Mellanox / SparkRDMA

This is archive of SparkRDMA project. The new repository with RDMA shuffle acceleration for Apache Spark is here: https://github.com/Nvidia/sparkucx
Apache License 2.0
240 stars 70 forks source link

[error] terasort on spark rdma #10

Closed li7hui closed 6 years ago

li7hui commented 6 years ago

Hi, I was trying to run the terasort app on spark rdma. The terasort code is forked from https://github.com/ehiggs/spark-terasort

I can run the terasort datagen code successfully. However, the program fails when it uses the RDMA utilities. rdmaerror

I checked the spark rdma install guide, but find no clue.

petro-rudenko commented 6 years ago

Hi, seems that you are running SparkRdma in a local mode (that's basically running executor in a separate thread and no network shuffle involved). Can you please provide command that you use to submit spark job. Basically you need to have:

  1. RDMA capable network adapter.
  2. Run in spark standalone or in spark yarn modes with several executors on different physical machines.

Let me know if you'll have questions.

li7hui commented 6 years ago

Hi, Thanks for quick response. I used following submit scripts, and the problem has been fixed.

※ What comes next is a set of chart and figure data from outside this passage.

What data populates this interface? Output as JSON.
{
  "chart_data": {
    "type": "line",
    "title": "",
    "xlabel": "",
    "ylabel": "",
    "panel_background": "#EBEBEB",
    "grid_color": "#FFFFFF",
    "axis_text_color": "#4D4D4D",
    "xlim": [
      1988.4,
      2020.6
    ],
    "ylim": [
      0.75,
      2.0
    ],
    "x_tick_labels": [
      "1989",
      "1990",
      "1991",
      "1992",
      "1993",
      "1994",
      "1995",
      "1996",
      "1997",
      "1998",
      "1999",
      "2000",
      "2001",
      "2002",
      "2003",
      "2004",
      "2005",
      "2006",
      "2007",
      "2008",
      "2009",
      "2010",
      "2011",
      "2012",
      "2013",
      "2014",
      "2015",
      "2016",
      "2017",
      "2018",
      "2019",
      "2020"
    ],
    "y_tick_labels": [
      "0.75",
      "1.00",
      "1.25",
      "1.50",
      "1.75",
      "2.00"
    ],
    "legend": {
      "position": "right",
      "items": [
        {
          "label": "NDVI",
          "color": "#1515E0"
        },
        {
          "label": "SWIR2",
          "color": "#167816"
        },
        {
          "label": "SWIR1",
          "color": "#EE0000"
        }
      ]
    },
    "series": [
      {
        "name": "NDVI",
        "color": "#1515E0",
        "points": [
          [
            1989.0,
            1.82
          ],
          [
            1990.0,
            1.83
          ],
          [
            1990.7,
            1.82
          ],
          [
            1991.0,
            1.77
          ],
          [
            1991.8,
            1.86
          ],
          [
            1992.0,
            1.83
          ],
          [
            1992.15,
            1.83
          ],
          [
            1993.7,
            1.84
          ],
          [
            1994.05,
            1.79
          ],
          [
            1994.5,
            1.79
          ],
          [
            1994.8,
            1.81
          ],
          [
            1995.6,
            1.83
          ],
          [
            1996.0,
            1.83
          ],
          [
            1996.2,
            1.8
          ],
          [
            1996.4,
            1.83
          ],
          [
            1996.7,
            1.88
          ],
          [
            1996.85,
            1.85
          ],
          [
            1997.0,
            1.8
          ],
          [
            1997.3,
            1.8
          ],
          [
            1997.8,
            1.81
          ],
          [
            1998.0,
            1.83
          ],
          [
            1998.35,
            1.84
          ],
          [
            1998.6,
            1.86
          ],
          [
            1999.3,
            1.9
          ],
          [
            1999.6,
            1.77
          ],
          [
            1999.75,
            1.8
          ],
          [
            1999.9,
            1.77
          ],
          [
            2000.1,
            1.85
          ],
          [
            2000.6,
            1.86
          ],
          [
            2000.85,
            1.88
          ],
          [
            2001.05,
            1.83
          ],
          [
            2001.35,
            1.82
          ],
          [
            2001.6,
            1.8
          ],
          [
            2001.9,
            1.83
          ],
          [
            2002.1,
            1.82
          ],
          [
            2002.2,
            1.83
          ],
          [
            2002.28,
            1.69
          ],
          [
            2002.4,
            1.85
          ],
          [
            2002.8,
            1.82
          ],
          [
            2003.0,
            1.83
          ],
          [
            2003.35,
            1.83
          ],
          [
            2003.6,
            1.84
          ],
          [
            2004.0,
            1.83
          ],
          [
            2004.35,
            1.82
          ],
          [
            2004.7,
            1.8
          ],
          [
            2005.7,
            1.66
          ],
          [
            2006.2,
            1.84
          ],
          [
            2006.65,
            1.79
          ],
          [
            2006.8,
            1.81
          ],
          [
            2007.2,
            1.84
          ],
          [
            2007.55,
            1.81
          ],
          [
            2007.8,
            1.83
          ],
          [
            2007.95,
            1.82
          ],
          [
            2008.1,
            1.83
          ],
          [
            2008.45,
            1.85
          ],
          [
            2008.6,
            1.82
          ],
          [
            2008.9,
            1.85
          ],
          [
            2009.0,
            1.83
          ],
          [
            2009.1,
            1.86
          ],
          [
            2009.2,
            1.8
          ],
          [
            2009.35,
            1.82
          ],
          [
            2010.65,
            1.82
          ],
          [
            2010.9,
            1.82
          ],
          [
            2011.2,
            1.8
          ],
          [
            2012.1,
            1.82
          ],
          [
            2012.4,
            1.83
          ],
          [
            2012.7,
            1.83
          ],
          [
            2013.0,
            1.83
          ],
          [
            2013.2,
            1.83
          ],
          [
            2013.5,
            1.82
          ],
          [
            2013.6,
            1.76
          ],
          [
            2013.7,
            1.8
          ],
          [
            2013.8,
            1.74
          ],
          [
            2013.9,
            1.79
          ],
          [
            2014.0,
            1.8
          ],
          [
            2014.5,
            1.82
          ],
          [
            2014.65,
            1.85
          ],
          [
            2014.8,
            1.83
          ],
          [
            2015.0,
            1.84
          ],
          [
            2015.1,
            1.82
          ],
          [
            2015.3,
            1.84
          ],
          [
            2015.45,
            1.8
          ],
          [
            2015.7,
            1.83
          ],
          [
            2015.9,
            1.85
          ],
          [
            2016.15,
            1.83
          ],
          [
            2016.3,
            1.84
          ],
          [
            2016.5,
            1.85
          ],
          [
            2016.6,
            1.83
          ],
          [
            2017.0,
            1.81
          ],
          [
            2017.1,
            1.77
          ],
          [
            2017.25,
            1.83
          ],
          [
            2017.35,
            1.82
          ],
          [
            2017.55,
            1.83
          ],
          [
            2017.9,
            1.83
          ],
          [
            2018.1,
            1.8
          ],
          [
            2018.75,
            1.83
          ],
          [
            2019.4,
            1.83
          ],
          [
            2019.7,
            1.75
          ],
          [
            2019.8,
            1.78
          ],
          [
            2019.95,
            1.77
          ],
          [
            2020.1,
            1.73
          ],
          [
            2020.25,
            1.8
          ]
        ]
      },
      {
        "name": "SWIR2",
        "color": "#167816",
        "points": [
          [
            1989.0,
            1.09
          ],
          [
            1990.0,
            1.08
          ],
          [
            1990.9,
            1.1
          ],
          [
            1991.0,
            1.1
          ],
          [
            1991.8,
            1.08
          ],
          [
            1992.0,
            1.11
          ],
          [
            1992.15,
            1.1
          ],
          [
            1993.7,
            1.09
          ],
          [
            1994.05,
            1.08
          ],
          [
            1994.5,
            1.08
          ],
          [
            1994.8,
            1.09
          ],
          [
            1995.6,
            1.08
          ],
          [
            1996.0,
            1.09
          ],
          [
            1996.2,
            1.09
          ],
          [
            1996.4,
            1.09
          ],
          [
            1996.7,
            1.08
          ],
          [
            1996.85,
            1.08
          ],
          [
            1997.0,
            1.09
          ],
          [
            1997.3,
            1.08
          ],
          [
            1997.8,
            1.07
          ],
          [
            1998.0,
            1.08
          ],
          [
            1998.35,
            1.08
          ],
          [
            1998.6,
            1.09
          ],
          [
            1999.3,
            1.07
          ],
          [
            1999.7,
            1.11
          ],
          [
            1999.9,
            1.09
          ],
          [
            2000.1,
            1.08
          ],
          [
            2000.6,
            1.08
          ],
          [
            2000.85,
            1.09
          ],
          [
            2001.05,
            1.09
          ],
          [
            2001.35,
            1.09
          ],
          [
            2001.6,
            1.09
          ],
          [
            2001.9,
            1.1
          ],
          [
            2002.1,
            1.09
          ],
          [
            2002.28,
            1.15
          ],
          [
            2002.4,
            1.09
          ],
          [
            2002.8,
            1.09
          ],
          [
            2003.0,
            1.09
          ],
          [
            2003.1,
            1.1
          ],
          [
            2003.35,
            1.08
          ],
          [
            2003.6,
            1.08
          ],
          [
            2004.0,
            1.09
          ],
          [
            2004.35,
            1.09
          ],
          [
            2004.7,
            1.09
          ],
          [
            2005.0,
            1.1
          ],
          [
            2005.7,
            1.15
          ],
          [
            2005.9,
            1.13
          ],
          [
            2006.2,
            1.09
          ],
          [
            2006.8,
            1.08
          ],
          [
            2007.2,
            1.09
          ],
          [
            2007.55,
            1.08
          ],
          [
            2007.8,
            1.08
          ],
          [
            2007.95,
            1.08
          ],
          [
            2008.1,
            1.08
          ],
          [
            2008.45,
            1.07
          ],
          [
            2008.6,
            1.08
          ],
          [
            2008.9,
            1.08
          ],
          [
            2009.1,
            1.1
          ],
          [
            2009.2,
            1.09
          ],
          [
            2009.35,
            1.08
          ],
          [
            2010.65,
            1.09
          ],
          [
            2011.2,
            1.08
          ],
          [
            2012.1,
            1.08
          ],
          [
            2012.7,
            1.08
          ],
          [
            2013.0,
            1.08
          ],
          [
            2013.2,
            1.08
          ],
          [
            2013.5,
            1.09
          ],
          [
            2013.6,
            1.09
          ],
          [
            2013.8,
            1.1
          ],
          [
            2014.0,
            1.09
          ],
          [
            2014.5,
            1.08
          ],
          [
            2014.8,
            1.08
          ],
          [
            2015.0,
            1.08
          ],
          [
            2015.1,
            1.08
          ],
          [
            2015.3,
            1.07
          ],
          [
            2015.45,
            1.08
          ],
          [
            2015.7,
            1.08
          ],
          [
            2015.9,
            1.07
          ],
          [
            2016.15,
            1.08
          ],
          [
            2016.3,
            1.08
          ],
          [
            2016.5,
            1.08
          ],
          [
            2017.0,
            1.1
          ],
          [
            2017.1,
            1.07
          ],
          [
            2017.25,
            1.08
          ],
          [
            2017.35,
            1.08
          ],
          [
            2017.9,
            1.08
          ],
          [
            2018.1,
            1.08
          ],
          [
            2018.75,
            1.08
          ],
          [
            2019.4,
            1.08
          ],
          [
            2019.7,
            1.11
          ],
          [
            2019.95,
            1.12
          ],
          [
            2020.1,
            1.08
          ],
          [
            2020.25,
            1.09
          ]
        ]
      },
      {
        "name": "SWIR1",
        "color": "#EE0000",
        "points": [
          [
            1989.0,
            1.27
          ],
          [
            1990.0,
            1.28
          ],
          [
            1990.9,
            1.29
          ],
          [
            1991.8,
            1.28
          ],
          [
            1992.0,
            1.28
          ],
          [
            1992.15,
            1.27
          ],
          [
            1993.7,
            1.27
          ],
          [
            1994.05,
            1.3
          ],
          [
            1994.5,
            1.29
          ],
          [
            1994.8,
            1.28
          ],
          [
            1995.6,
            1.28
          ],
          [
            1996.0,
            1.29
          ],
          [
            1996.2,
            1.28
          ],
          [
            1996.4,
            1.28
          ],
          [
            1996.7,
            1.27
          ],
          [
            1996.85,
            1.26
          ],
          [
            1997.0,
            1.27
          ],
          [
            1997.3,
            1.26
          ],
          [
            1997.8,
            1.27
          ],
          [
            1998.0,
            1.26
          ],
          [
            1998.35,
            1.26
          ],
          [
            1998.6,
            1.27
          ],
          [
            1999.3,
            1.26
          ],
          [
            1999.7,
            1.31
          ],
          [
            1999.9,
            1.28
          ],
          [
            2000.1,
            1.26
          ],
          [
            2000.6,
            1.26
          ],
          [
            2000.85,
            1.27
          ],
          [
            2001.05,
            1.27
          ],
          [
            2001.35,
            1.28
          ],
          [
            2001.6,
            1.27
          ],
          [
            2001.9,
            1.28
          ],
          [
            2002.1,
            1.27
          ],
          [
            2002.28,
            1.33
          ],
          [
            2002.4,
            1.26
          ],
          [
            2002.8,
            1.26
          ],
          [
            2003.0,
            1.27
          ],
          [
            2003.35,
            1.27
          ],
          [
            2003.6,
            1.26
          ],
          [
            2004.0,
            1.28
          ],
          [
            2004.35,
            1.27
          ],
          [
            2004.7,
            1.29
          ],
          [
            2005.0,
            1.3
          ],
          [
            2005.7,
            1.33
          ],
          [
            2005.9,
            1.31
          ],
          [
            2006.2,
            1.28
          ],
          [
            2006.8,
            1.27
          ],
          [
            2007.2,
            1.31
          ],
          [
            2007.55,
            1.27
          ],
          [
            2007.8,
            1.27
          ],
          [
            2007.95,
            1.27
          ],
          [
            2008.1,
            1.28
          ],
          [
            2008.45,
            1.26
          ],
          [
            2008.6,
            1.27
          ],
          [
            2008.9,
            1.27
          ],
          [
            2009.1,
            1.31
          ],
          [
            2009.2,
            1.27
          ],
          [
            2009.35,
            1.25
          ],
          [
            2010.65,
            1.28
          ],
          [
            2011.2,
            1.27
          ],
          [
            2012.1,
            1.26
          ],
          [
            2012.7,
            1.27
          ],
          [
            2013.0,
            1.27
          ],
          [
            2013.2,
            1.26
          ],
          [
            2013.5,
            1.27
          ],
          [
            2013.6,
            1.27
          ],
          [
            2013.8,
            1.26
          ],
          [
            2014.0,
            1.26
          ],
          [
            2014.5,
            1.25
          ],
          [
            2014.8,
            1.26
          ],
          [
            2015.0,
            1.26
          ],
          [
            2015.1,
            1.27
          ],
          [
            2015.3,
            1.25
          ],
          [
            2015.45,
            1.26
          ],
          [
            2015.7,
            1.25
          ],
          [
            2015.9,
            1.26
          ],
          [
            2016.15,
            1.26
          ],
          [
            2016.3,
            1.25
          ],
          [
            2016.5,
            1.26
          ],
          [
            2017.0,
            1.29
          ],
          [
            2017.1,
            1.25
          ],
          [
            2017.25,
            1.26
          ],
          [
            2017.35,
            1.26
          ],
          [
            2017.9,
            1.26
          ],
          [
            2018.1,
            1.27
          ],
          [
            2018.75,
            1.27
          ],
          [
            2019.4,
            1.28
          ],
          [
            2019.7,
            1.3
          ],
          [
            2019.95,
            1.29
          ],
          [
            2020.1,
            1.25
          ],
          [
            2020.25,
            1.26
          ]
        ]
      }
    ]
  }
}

./bin/spark-submit --class com.github.ehiggs.spark.terasort.TeraSort --master yarn --deploy-mode cluster /root/spark-terasort-1.0-SNAPSHOT-jar-with-dependencies.jar hdfs:///input hdfs:///output

tobegit3hub commented 5 years ago

Hi @li7hui ,

Have you run SparkRDMA in yarn-cluster mode? We have some problems when running the jobs in SparkRDMA because of it always use the wrong IP in another NIC. Do you have multiple network interface cards in the server? Or have you set the LOCAL_SPARK_IP in spark-env.sh?